Taking a stand for late justice

BRITISH REPORT: LOUISE NOUSRATPOUR witnesses rape survivors' demands for justice.

RAPE survivors charged politicians, police, judges and immigration adjudicators with the "rape of justice" at a mock trial this weekend which exposed the "crummy" conviction rate of sex offenders.

Saturday's theatrical trial in Lon don, complete with three bewigged "judges" and a witness stand, heard distressing stories from survivors as they sobbed through their testimonies.

Taking the "witness" stand, woman after woman began her speech with: "I put on trial" the British Police, the Crown Prosecution Service, Solicitor General Vera Baird, Women and Equality Minister Harriet Harman, Met Commissioner Ian Blair, to name a few, for failing to deliver justice and demanded action.

The "jury" declared them all guilty of perverting the course of justice, criminal negligence and failing in their duty of care.

Women Against Rape (WAR), which organised the event, sent "court summons" to every authority and individual on trial.
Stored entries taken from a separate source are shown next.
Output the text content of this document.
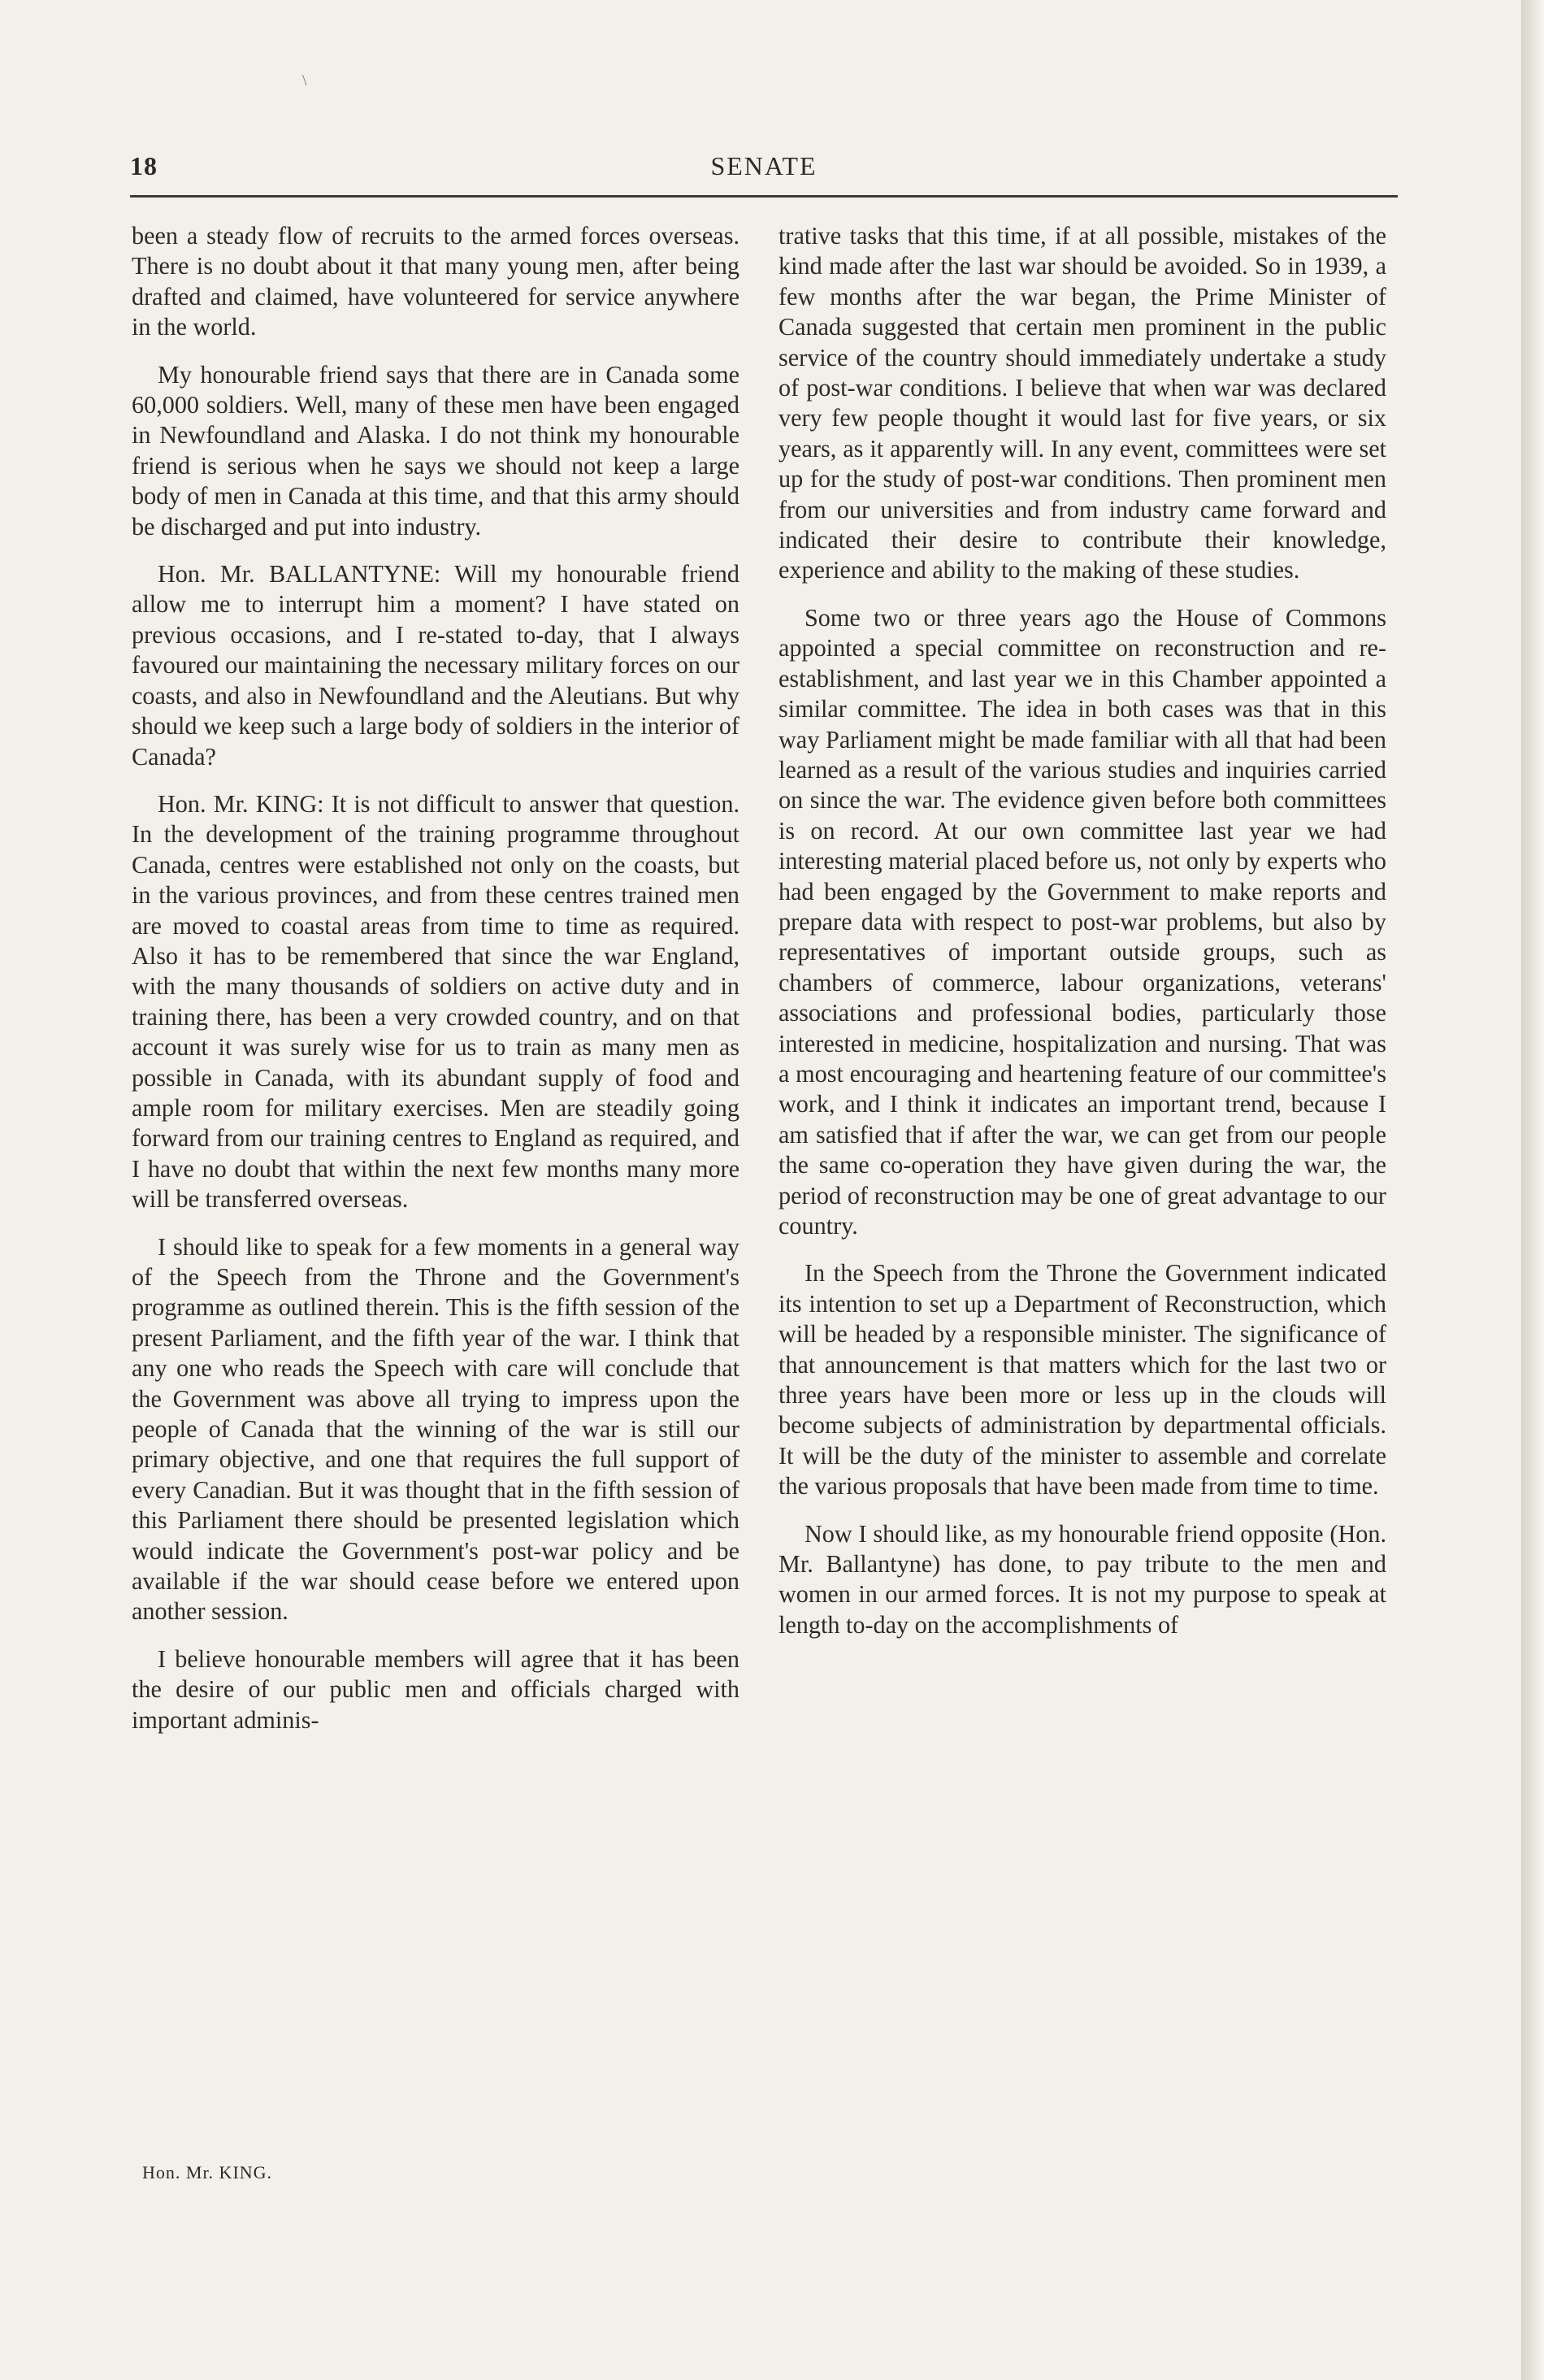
\
18	SENATE

been a steady flow of recruits to the armed forces overseas. There is no doubt about it that many young men, after being drafted and claimed, have volunteered for service anywhere in the world.

My honourable friend says that there are in Canada some 60,000 soldiers. Well, many of these men have been engaged in Newfoundland and Alaska. I do not think my honourable friend is serious when he says we should not keep a large body of men in Canada at this time, and that this army should be discharged and put into industry.

Hon. Mr. BALLANTYNE: Will my honourable friend allow me to interrupt him a moment? I have stated on previous occasions, and I re-stated to-day, that I always favoured our maintaining the necessary military forces on our coasts, and also in Newfoundland and the Aleutians. But why should we keep such a large body of soldiers in the interior of Canada?

Hon. Mr. KING: It is not difficult to answer that question. In the development of the training programme throughout Canada, centres were established not only on the coasts, but in the various provinces, and from these centres trained men are moved to coastal areas from time to time as required. Also it has to be remembered that since the war England, with the many thousands of soldiers on active duty and in training there, has been a very crowded country, and on that account it was surely wise for us to train as many men as possible in Canada, with its abundant supply of food and ample room for military exercises. Men are steadily going forward from our training centres to England as required, and I have no doubt that within the next few months many more will be transferred overseas.

I should like to speak for a few moments in a general way of the Speech from the Throne and the Government's programme as outlined therein. This is the fifth session of the present Parliament, and the fifth year of the war. I think that any one who reads the Speech with care will conclude that the Government was above all trying to impress upon the people of Canada that the winning of the war is still our primary objective, and one that requires the full support of every Canadian. But it was thought that in the fifth session of this Parliament there should be presented legislation which would indicate the Government's post-war policy and be available if the war should cease before we entered upon another session.

I believe honourable members will agree that it has been the desire of our public men and officials charged with important adminis-

trative tasks that this time, if at all possible, mistakes of the kind made after the last war should be avoided. So in 1939, a few months after the war began, the Prime Minister of Canada suggested that certain men prominent in the public service of the country should immediately undertake a study of post-war conditions. I believe that when war was declared very few people thought it would last for five years, or six years, as it apparently will. In any event, committees were set up for the study of post-war conditions. Then prominent men from our universities and from industry came forward and indicated their desire to contribute their knowledge, experience and ability to the making of these studies.

Some two or three years ago the House of Commons appointed a special committee on reconstruction and re-establishment, and last year we in this Chamber appointed a similar committee. The idea in both cases was that in this way Parliament might be made familiar with all that had been learned as a result of the various studies and inquiries carried on since the war. The evidence given before both committees is on record. At our own committee last year we had interesting material placed before us, not only by experts who had been engaged by the Government to make reports and prepare data with respect to post-war problems, but also by representatives of important outside groups, such as chambers of commerce, labour organizations, veterans' associations and professional bodies, particularly those interested in medicine, hospitalization and nursing. That was a most encouraging and heartening feature of our committee's work, and I think it indicates an important trend, because I am satisfied that if after the war, we can get from our people the same co-operation they have given during the war, the period of reconstruction may be one of great advantage to our country.

In the Speech from the Throne the Government indicated its intention to set up a Department of Reconstruction, which will be headed by a responsible minister. The significance of that announcement is that matters which for the last two or three years have been more or less up in the clouds will become subjects of administration by departmental officials. It will be the duty of the minister to assemble and correlate the various proposals that have been made from time to time.

Now I should like, as my honourable friend opposite (Hon. Mr. Ballantyne) has done, to pay tribute to the men and women in our armed forces. It is not my purpose to speak at length to-day on the accomplishments of

Hon. Mr. KING.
Unsurprisingly, they all declined to attend.

Less than 6 per cent of reported rapes result in conviction, despite statistics showing that one in six women in Britain have been raped.

The authorities were accused of falling back on "sexist, racist and other deep-rooted prejudice" when dealing with cases.

Women and children are still put on trial or blamed for being raped, discouraged from reporting, disbelieved and even accused of lying and imprisoned.

One witness, a police officer known only as Ms A, told the "court" how a male colleague had raped her and got away with it.